Using this comparison, the data shows that total enrollment grew by 3%. Specifically, the number of students applying to medical school increased by 4% from 2020-21 to 2022-23, and the number of first-year enrollees (matriculants) was up 2% from 2020-21.
“The AAMC has seen a steady increase in applications and enrollments over the last several years as students considering a career in medicine continue to answer the call to service,” said AAMC president and CEO Dr. David J. Skorton.
WHAT’S THE IMPACT
The nation’s medical schools continue to attract and enroll more diverse classes, data showed.
The total increase in medical schools is good news for the nationwide physician shortage. In 2021, the AAMC said the United States could see an estimated shortage of between 37,800 and 124,000 physicians by 2034, including shortfalls in both primary and specialty care.
The number of Black or African American matriculants increased by 9%. Black or African American students made up 10% of matriculants in 2022-23, up from 9.5% in 2020-21. First-year Black or African American men increased by 5%.
Matriculants who are Hispanic, Latino or of Spanish origin increased by 4%. Individuals from this group made up 12% of total matriculants.
American Indian or Alaska Native matriculants declined by 9%, comprising 1% of matriculants.
On the gender front, women continued to make gains in 2022-23, making up 57% of applicants, 56% of matriculants, and 54% of total enrollment. This is the fourth year in a row that women made up the majority of these three groups.
2022-23 was the first time in seven years that the number of men matriculants did not decline, according to the data.
The data also shows increased diversity in the socioeconomic status of matriculants, applicants and acceptees. Matriculants with a parent whose highest level of education was less than a bachelor’s degree or any degree with an occupation categorized as “service, clerical, skilled, and unskilled” increased from 21% in 2020-21 to 22% in 2022-23.
THE LARGER TREND
The United Health Foundation, the philanthropic arm of UnitedHealth Group, said in June it’s making a $100 million commitment over 10 years to advance health equity, in what it framed as a continuation of its efforts to eliminate health disparities. UHG said this was the largest single philanthropic commitment ever made by the United Health Foundation and will focus on helping build a racially and ethnically diverse health workforce.

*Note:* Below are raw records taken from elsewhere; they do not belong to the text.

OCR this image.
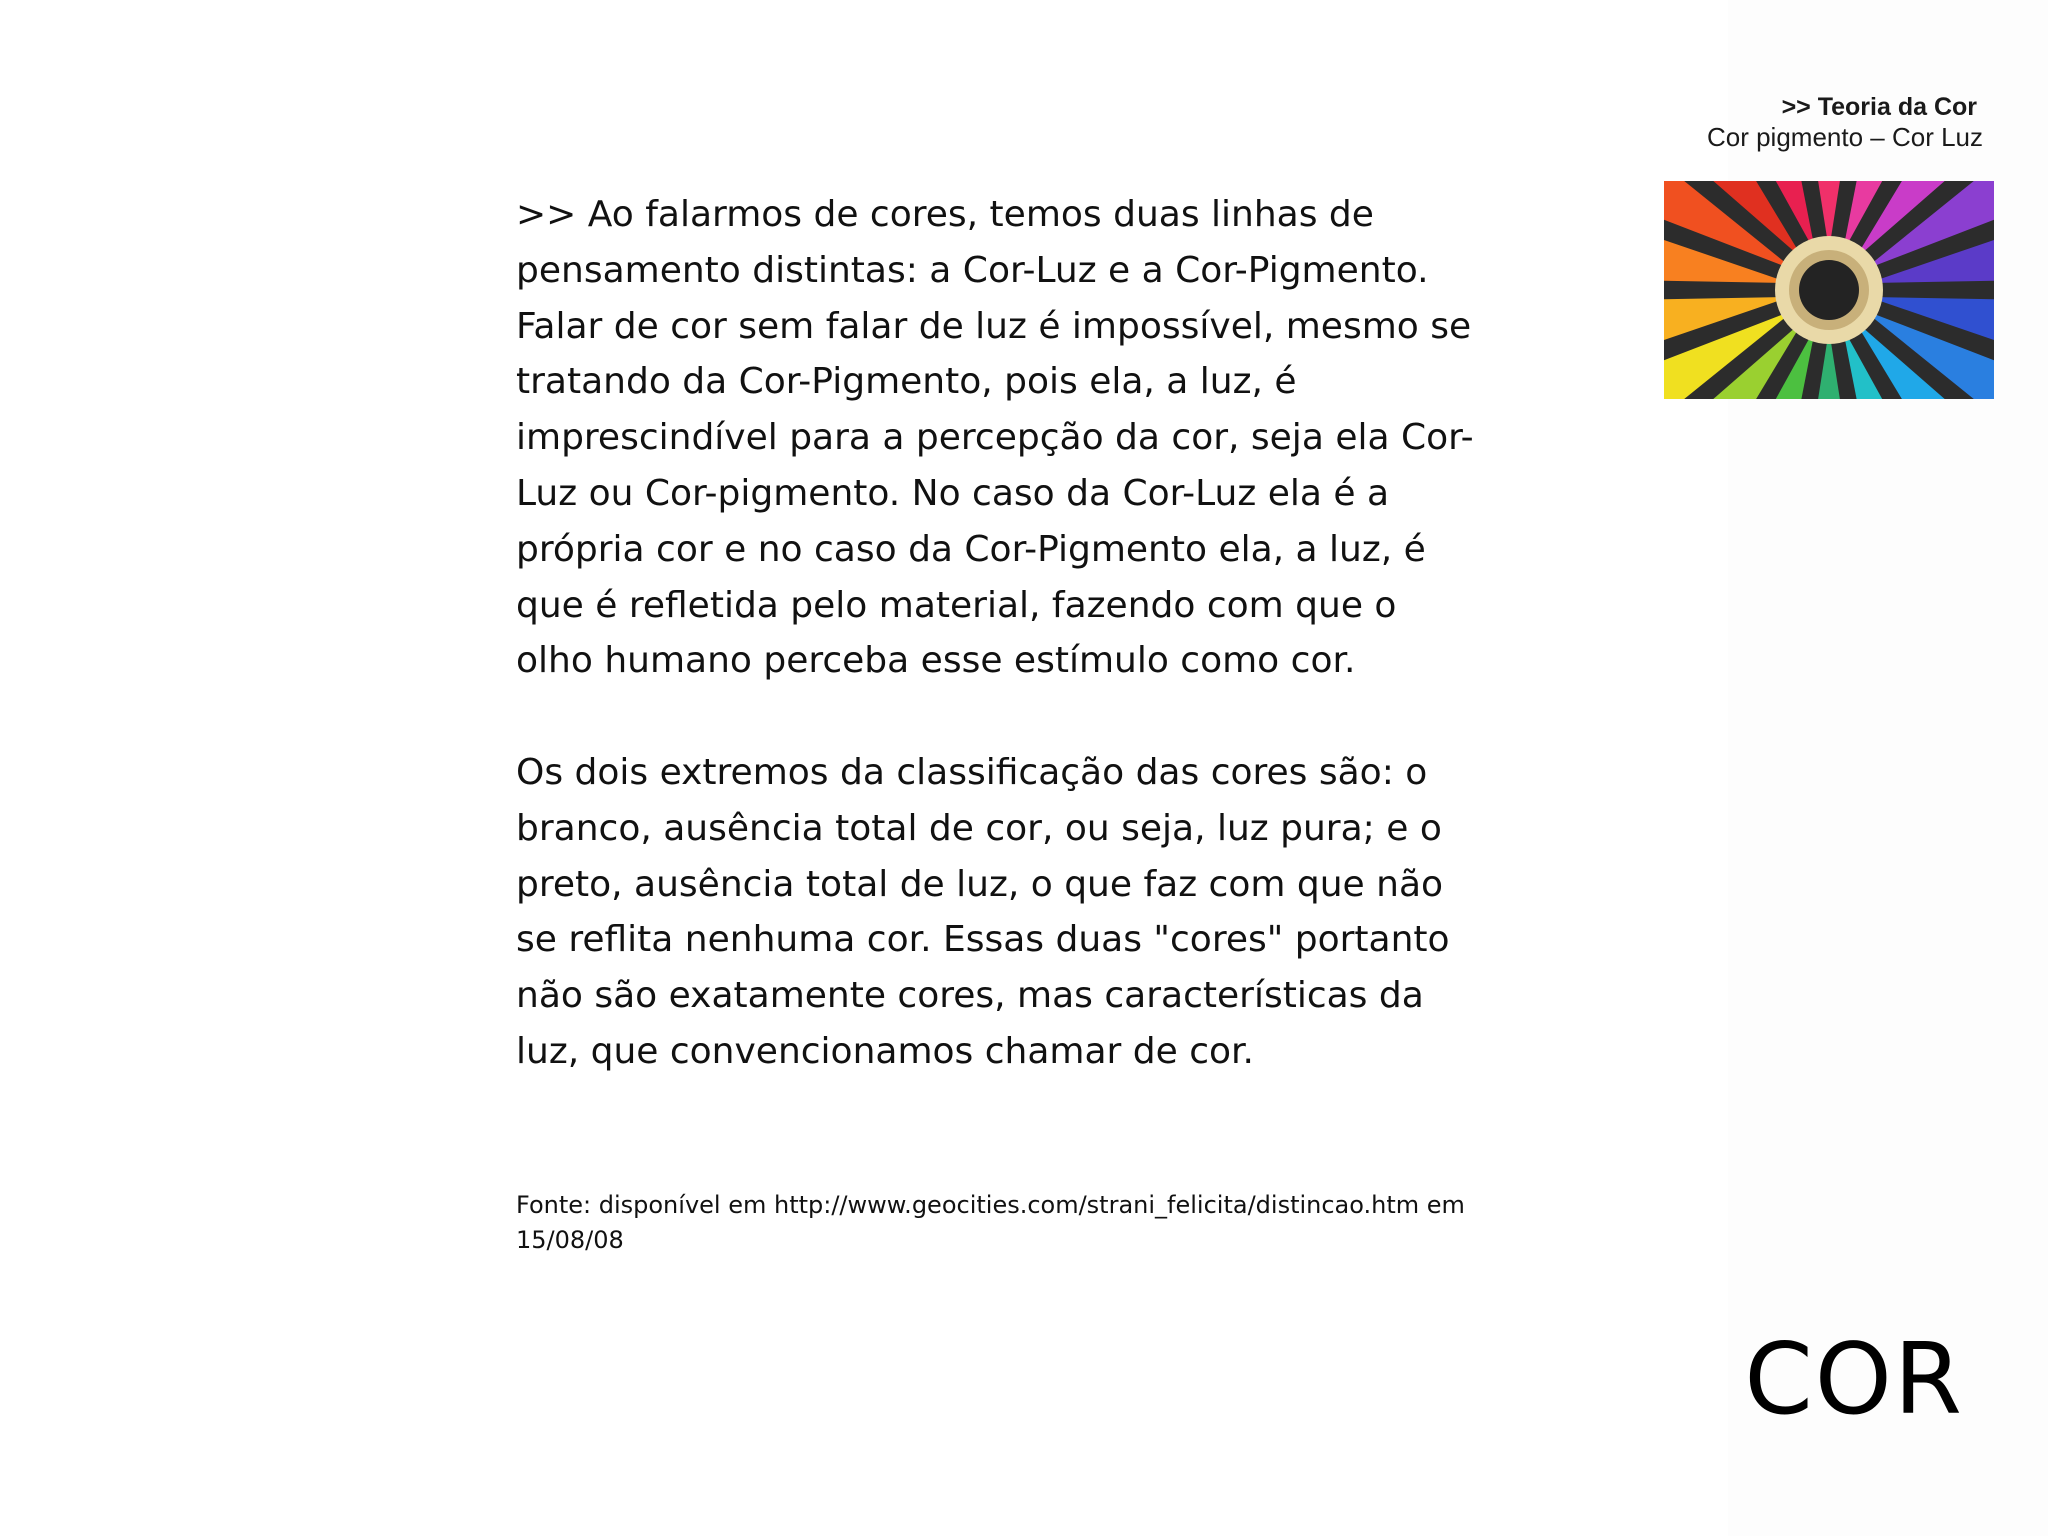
>> Teoria da Cor
Cor pigmento – Cor Luz

>> Ao falarmos de cores, temos duas linhas de

pensamento distintas: a Cor-Luz e a Cor-Pigmento.

Falar de cor sem falar de luz é impossível, mesmo se

tratando da Cor-Pigmento, pois ela, a luz, é

imprescindível para a percepção da cor, seja ela Cor-

Luz ou Cor-pigmento. No caso da Cor-Luz ela é a

própria cor e no caso da Cor-Pigmento ela, a luz, é

que é refletida pelo material, fazendo com que o

olho humano perceba esse estímulo como cor.

Os dois extremos da classificação das cores são: o

branco, ausência total de cor, ou seja, luz pura; e o

preto, ausência total de luz, o que faz com que não

se reflita nenhuma cor. Essas duas "cores" portanto

não são exatamente cores, mas características da

luz, que convencionamos chamar de cor.

Fonte: disponível em http://www.geocities.com/strani_felicita/distincao.htm em
15/08/08
COR
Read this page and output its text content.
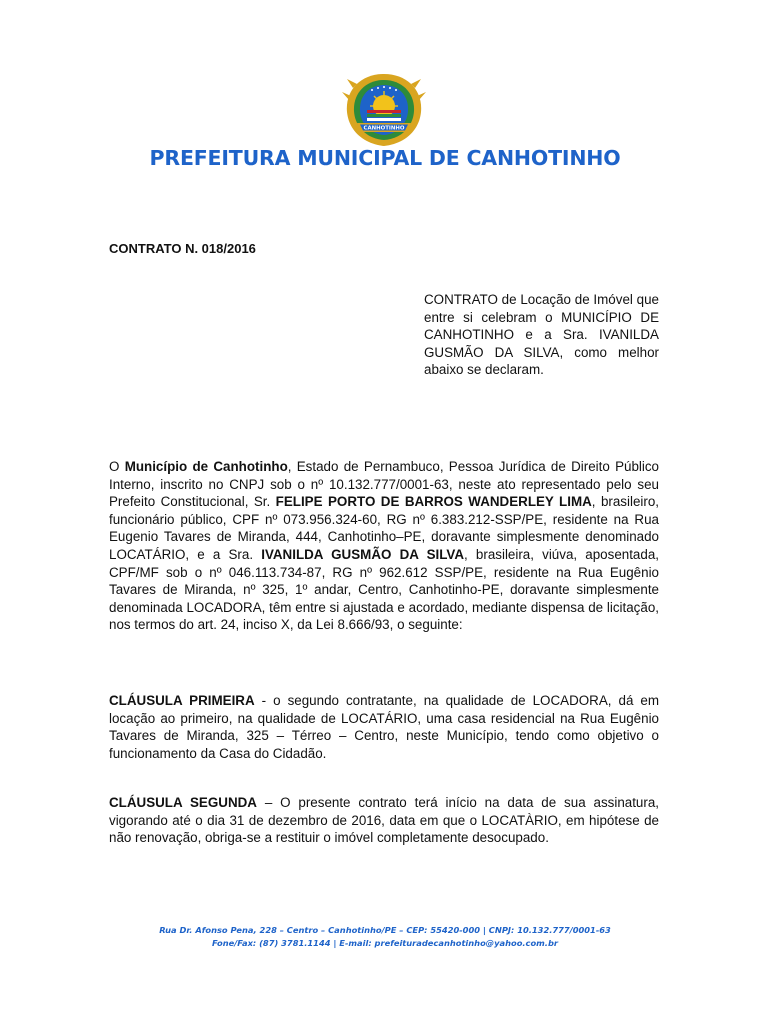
CANHOTINHO
PREFEITURA MUNICIPAL DE CANHOTINHO
CONTRATO N. 018/2016
CONTRATO de Locação de Imóvel que entre si celebram o MUNICÍPIO DE CANHOTINHO e a Sra. IVANILDA GUSMÃO DA SILVA, como melhor abaixo se declaram.
O Município de Canhotinho, Estado de Pernambuco, Pessoa Jurídica de Direito Público Interno, inscrito no CNPJ sob o nº 10.132.777/0001-63, neste ato representado pelo seu Prefeito Constitucional, Sr. FELIPE PORTO DE BARROS WANDERLEY LIMA, brasileiro, funcionário público, CPF nº 073.956.324-60, RG nº 6.383.212-SSP/PE, residente na Rua Eugenio Tavares de Miranda, 444, Canhotinho–PE, doravante simplesmente denominado LOCATÁRIO, e a Sra. IVANILDA GUSMÃO DA SILVA, brasileira, viúva, aposentada, CPF/MF sob o nº 046.113.734-87, RG nº 962.612 SSP/PE, residente na Rua Eugênio Tavares de Miranda, nº 325, 1º andar, Centro, Canhotinho-PE, doravante simplesmente denominada LOCADORA, têm entre si ajustada e acordado, mediante dispensa de licitação, nos termos do art. 24, inciso X, da Lei 8.666/93, o seguinte:
CLÁUSULA PRIMEIRA - o segundo contratante, na qualidade de LOCADORA, dá em locação ao primeiro, na qualidade de LOCATÁRIO, uma casa residencial na Rua Eugênio Tavares de Miranda, 325 – Térreo – Centro, neste Município, tendo como objetivo o funcionamento da Casa do Cidadão.
CLÁUSULA SEGUNDA – O presente contrato terá início na data de sua assinatura, vigorando até o dia 31 de dezembro de 2016, data em que o LOCATÀRIO, em hipótese de não renovação, obriga-se a restituir o imóvel completamente desocupado.
Rua Dr. Afonso Pena, 228 – Centro – Canhotinho/PE – CEP: 55420-000 | CNPJ: 10.132.777/0001-63
Fone/Fax: (87) 3781.1144 | E-mail: prefeituradecanhotinho@yahoo.com.br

Through philanthropic programs and partnerships, the funding will provide scholarships and support to 10,000 underrepresented future clinicians and upskilling health professionals to help in obtaining academic degrees or other professional credentials for clinical careers in medicine, nursing, midwifery, mental health and other specialties.
UHG said it had a long-standing commitment to advancing a more diverse health workforce and has launched a number of initiatives aimed at that goal.
Among the initiatives is to train underrepresented students in healthcare technology fields. UHG cited National Science Foundation statistics indicating that Black, Hispanic and Native American people account for only 7.1% of the employed biological/biomedical and life sciences workforce. UHG has invested $10 million to support data science training at historically Black colleges and universities since 2017, it said.